Decidir a quién atender

El 60% de los pacientes eran niños, con heridas abiertas en la cabeza, quemaduras o miembros necrosados. “Tenías 20 segundos para decidir a quién asistir y a quién no”, ha asegurado Alfonso Morán, que tuvo que decirle a un padre que se llevara a su hija a morir a casa porque sabía que no tenía ninguna oportunidad en aquel contexto, sin electricidad ni agua potable. “¿Impotencia?

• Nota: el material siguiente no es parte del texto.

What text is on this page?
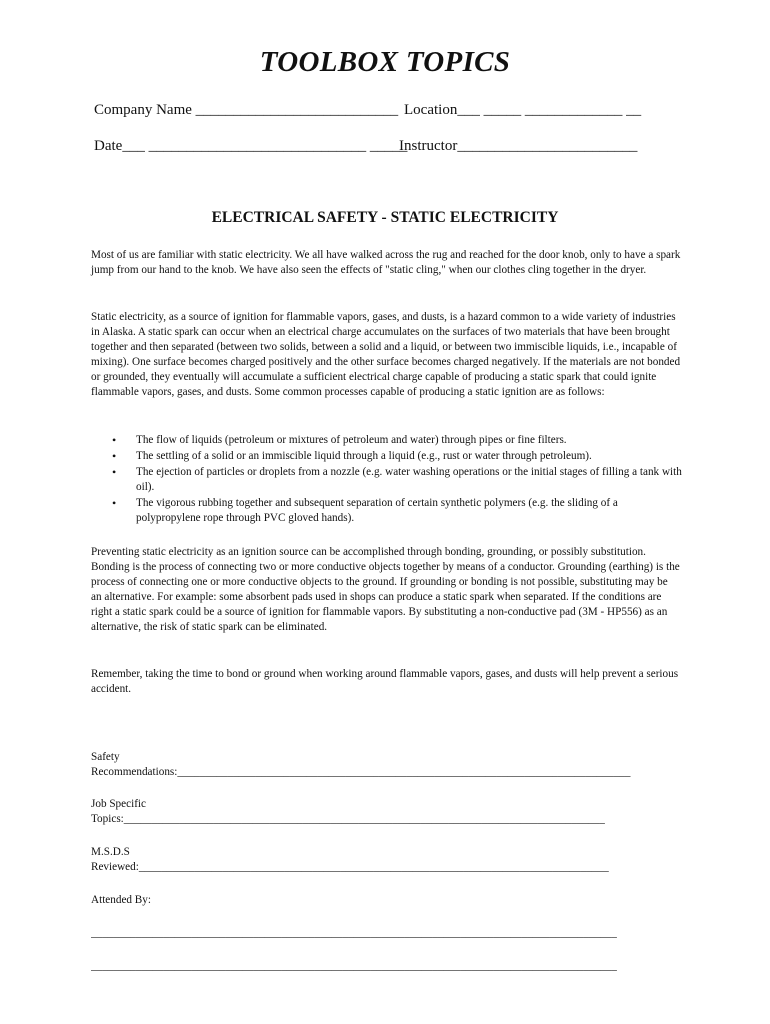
TOOLBOX TOPICS
Company Name ___________________________ Location___ _____ _____________ __
Date___ _____________________________ _____
Instructor________________________
ELECTRICAL SAFETY - STATIC ELECTRICITY
Most of us are familiar with static electricity. We all have walked across the rug and reached for the door knob, only to have a spark jump from our hand to the knob. We have also seen the effects of "static cling," when our clothes cling together in the dryer.
Static electricity, as a source of ignition for flammable vapors, gases, and dusts, is a hazard common to a wide variety of industries in Alaska. A static spark can occur when an electrical charge accumulates on the surfaces of two materials that have been brought together and then separated (between two solids, between a solid and a liquid, or between two immiscible liquids, i.e., incapable of mixing). One surface becomes charged positively and the other surface becomes charged negatively. If the materials are not bonded or grounded, they eventually will accumulate a sufficient electrical charge capable of producing a static spark that could ignite flammable vapors, gases, and dusts. Some common processes capable of producing a static ignition are as follows:
• The flow of liquids (petroleum or mixtures of petroleum and water) through pipes or fine filters.
• The settling of a solid or an immiscible liquid through a liquid (e.g., rust or water through petroleum).
• The ejection of particles or droplets from a nozzle (e.g. water washing operations or the initial stages of filling a tank with oil).
• The vigorous rubbing together and subsequent separation of certain synthetic polymers (e.g. the sliding of a polypropylene rope through PVC gloved hands).
Preventing static electricity as an ignition source can be accomplished through bonding, grounding, or possibly substitution. Bonding is the process of connecting two or more conductive objects together by means of a conductor. Grounding (earthing) is the process of connecting one or more conductive objects to the ground. If grounding or bonding is not possible, substituting may be an alternative. For example: some absorbent pads used in shops can produce a static spark when separated. If the conditions are right a static spark could be a source of ignition for flammable vapors. By substituting a non-conductive pad (3M - HP556) as an alternative, the risk of static spark can be eliminated.
Remember, taking the time to bond or ground when working around flammable vapors, gases, and dusts will help prevent a serious accident.
Safety
Recommendations:_________________________________________________________________________________
Job Specific
Topics:______________________________________________________________________________________
M.S.D.S
Reviewed:____________________________________________________________________________________
Attended By:
______________________________________________________________________________________________
______________________________________________________________________________________________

Toda, pero tienes que adaptarte”.

“Allí fue la primera vez que me han pedido cantar y he dicho que no”, ha asegurado el médico de emergencias extrahospitalarias, que en Haití tuvo la sensación de estar viviendo uno de los relatos que estudió en Historia de la Medicina. “Teníamos 10 partos diarios, la mayoría por estrés”. También realizaban varias amputaciones al día, algunas con una linterna frontal como único foco de iluminación.

“Lo que te cuente, peor”, ha afirmado Alfonso Morán, quien ha destacado el olor que desprendía Puerto Príncipe en aquellos días. “Aprendes a relativizar. Hombre, le pasa algo a mi hija y me da terror, pero ya está. No somos conscientes de la dimensión de la desgracia, pero lo que pasó en Haití sí que es un problema, esto sí que es grave”.